Der Tag beginnt für Olaf Scholz mit einem guten Gefühl. Nach den letzten Informationen, die er bekommen hat, müsste es klappen. Nicht in Brandenburg, das hoffentlich auch, aber erst einmal in New York. Am Abend hat er mit UN-Generalsekretär António Guterres diniert, nun frühstückt der Bundeskanzler in der Indonesia-Lounge des UN-Hauptquartiers mit dem namibischen Präsidenten Nangolo Mbumba. Es sieht, da sind sich die beiden einig, nach einem Erfolg aus. Monatelang ist unter Führung Deutschlands und Namibias über einen „Zukunftspakt“ für die Welt verhandelt worden, nun soll er von einem Zukunftsgipfel beschlossen worden. Damit das gelingt, müssen alle 193 Mitgliedsstaaten zustimmen, was – sollte das störrische Russland nicht endgültig „Njet“ sagen – tatsächlich möglich zu sein scheint.
Kurz nach zehn Uhr Ortszeit, gut zwei Stunden vor Schließung der Wahllokale von Potsdam bis Prenzlau, tritt Scholz ans Rednerpult. Der Pakt wurde soeben per Akklamation angenommen. „In einer Zeit großer Spannungen und Unsicherheiten brauchen wir den Pakt für die Zukunft mehr denn je“, sagt Scholz. Wegen der jungen Menschen auf der ganzen Welt sei man zusammengekommen. Es gehe darum, „wie sie sich eine bessere Welt vorstellen, es geht um ihre Zukunft“.

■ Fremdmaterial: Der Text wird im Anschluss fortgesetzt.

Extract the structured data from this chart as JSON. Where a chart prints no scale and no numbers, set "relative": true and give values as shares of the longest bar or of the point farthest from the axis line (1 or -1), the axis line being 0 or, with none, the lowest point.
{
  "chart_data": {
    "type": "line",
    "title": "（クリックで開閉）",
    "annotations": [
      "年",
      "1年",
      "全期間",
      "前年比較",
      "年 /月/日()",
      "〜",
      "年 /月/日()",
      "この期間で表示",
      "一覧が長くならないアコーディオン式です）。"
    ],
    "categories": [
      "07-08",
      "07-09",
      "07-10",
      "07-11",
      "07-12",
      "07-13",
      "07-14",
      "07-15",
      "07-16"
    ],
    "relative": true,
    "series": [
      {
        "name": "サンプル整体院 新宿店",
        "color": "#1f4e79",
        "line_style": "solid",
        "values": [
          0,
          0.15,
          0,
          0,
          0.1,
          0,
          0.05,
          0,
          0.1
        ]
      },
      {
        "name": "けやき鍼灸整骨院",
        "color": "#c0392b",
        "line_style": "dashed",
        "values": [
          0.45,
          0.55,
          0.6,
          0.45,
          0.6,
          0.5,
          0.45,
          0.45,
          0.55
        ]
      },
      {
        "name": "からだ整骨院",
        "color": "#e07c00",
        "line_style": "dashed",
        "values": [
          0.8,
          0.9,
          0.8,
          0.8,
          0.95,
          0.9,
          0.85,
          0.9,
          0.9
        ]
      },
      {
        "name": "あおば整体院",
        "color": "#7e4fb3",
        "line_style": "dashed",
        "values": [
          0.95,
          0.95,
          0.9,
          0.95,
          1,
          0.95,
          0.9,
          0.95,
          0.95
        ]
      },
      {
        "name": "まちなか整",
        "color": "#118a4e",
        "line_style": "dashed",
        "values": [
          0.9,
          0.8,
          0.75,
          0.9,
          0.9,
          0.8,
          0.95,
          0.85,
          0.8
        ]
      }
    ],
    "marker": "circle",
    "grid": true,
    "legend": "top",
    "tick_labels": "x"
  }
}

Nun sind die Zukunft des Planeten und die Zukunft des deutschen Bundeskanzlers nicht ein und dasselbe, obwohl es aus der Perspektive von Olaf Scholz da natürlich eine gewisse Schnittmenge gibt. Die Landtagswahl in Brandenburg, immerhin der Wahlheimat von Scholz, ist vielfach zur Kanzlerschicksalswahl erklärt worden. Verbunden mit der Frage: Kann Scholz noch als Kanzlerkandidat in die nächste Bundestagswahl ziehen, wenn auch diese Wahl wieder mit einem Misserfolg endet? Was dann weitere Fragen nach sich zieht. Vor allem: Was ist ein Misserfolg? Dass der brandenburgische Ministerpräsident Dietmar Woidke alles auf Sieg und den ersten Platz gesetzt hat, nötigt Scholz Respekt ab. Obwohl Woidke Scholz im Wahlkampf gemieden hat, als wäre die Ampel eine ansteckende Krankheit. Den Einsatz hat der Brandenburger jedenfalls gleich mit erhöht.

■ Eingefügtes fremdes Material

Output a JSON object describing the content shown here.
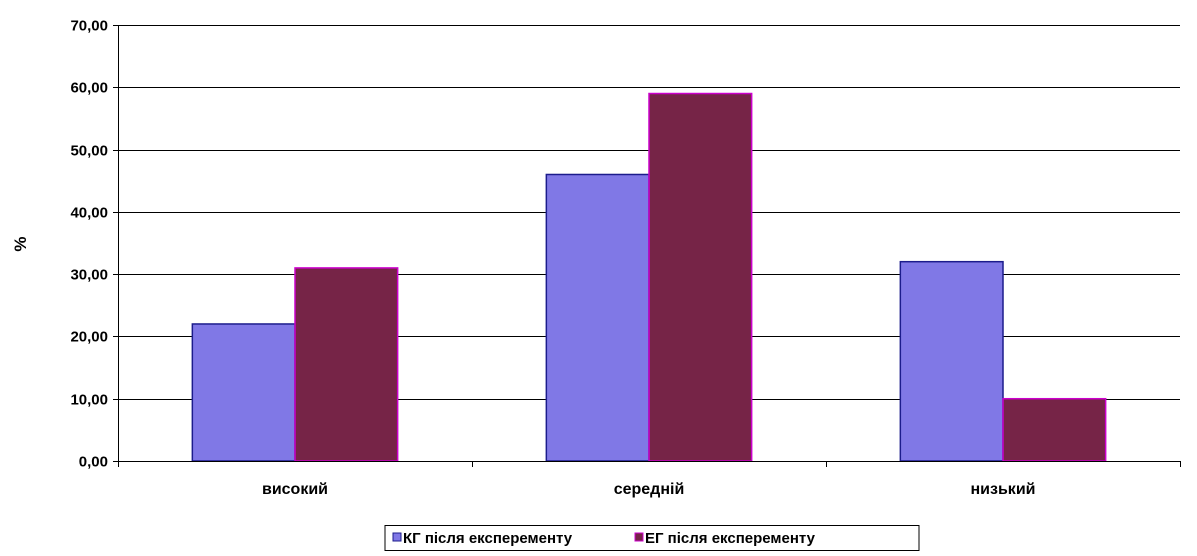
{
  "chart_data": {
    "type": "bar",
    "title": "",
    "xlabel": "",
    "ylabel": "%",
    "ylim": [
      0,
      70
    ],
    "ytick_step": 10,
    "ytick_labels": [
      "0,00",
      "10,00",
      "20,00",
      "30,00",
      "40,00",
      "50,00",
      "60,00",
      "70,00"
    ],
    "grid": true,
    "legend_position": "bottom",
    "categories": [
      "високий",
      "середній",
      "низький"
    ],
    "series": [
      {
        "name": "КГ після експеременту",
        "values": [
          22.0,
          46.0,
          32.0
        ],
        "color": "#8078e6",
        "stroke": "#1c1c8c"
      },
      {
        "name": "ЕГ після експеременту",
        "values": [
          31.0,
          59.0,
          10.0
        ],
        "color": "#762447",
        "stroke": "#cc00cc"
      }
    ]
  }
}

Der Kanzler bleibt außer Reichweite der Journalisten
Um 18 Uhr deutscher Zeit weilt Scholz in einem improvisierten Büro im 21. Stock der deutschen UN-Vertretung an der First Avenue. Hier erreichen ihn die ersten Prognosen und Hochrechnungen, und von hier aus schaltet er sich zur Präsidiumssitzung der SPD. Jetzt nicht in Berlin, nicht im Willy-Brandt-Haus zu sein, ist mit gewissen Vorzügen verbunden. Nach der Europawahl hatte Scholz die Frage, ob er etwas zum miserablen Abschneiden der SPD sagen wolle, mit „Nö“ beantwortet.
In New York ist es nun so eingerichtet, dass der Kanzler über viele Stunden außer Reichweite der mitreisenden Journalistinnen und Journalisten und somit lästiger Fragen bleibt. Zunächst gibt er ein Mittagessen für die Staats- und Regierungschefs kleiner Inselstaaten, danach ist er verabredet mit den Präsidenten von Mauretanien und dann Senegals. Erst am kommenden Vormittag will Scholz vor deutsche Kameras treten. Dann muss er etwas sagen. So oder so.